Consider the allure of the chief justice post, with a concomitant


improvement in retirement benefits, as against the costs of undermining
judicial independence, earning public ire, and overturning judicial
precedent on impeachment proceedings. For all their mystique,
magistrates — writes Judge Richard Posner — are no more than workers
in a labor market responding to different incentives.

We must discard the notion that law — purportedly crafted to serve


higher collective purposes — can, in and of itself, command its own
obedience. Adherence is an individual matter, and, unfortunately, the
difficulty arises when the individual’s set of payoffs and incentives is
incongruent to the common good.

Law is cheapened when no less than the President, constitutionally


mandated to “faithfully execute the laws,” disregards an arbitral ruling
that secured to the Philippines its sovereign rights over maritime
resources—sending out the clarion message that laws are mere
instruments that can easily be shelved.

Depreciation is caused by a presidential spokesperson who, in press


statements, affirms the SolGen’s mangling of legal doctrine to justify an
amnesty as “void ab initio.” Such pronouncements disrupt the legal
system, distorting the law’s substance, especially in the minds of the
legally untrained. Stability and predictability are key to following the law.

Most tragic is, while the political and economic elite possess purchasing
power to parry the law’s heavy hand, the marginalized are smothered
under its iron fist. For the unnamed whose blood has seeped into the
streets, obtaining resources is not even about going around the law—it’s
as simple as obtaining redress.
Far from being a profound issue, following or disobeying the law is
reduced to the unsavory question of: Who can afford to do so?

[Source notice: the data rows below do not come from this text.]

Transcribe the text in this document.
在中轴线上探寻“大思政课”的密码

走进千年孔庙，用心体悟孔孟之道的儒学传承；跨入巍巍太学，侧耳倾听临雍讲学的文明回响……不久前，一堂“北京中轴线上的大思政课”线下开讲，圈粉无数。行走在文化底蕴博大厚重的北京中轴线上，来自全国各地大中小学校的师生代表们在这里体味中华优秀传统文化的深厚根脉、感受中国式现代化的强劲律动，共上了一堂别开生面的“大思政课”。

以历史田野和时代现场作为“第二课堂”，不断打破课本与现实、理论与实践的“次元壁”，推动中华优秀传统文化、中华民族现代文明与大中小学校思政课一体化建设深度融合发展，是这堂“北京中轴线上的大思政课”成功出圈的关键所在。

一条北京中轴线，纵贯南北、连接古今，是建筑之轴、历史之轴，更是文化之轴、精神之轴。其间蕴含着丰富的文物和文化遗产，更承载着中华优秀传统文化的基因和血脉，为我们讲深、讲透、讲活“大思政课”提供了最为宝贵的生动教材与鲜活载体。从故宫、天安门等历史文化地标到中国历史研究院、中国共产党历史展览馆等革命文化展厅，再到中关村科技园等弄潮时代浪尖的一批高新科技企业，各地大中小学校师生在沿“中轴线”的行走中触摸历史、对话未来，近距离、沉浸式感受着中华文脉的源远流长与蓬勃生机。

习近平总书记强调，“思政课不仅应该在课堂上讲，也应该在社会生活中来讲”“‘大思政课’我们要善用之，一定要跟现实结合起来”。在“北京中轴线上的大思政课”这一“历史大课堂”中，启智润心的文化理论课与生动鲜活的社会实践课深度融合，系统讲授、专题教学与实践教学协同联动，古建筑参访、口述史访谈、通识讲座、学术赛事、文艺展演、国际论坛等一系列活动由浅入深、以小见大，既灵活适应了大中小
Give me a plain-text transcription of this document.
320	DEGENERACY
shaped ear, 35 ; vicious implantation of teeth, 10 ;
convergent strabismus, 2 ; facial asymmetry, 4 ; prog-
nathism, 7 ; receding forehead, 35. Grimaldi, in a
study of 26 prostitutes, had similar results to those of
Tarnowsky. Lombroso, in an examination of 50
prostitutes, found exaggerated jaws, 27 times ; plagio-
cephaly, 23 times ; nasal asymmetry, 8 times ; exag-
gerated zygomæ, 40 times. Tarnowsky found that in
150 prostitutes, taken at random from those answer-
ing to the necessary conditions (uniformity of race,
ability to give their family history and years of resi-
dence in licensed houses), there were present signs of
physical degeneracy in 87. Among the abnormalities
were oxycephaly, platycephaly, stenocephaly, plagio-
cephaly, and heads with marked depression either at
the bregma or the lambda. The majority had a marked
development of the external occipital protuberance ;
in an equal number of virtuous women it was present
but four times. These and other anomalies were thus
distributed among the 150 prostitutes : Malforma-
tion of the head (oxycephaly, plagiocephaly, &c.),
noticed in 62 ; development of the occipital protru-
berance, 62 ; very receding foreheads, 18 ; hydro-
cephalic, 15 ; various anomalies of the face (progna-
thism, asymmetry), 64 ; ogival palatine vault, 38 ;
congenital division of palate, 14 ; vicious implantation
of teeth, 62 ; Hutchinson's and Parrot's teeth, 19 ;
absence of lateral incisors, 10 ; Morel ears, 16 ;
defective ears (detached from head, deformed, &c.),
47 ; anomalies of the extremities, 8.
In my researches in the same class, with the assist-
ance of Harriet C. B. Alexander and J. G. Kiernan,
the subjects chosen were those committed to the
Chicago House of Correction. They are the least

Why follow rules? The only hope for adherence is when individual
incentives align with the law’s avowed purposes. But until we learn to
dissolve “dilaw”/“Dutertard” dichotomies, or quell social media’s
polarizing chaos, individual interest remains detached from the law’s
collective importance.

***

Jose Maria L. Marella, a summa cum laude graduate from the UP School
of Economics, is a senior in the UP College of Law.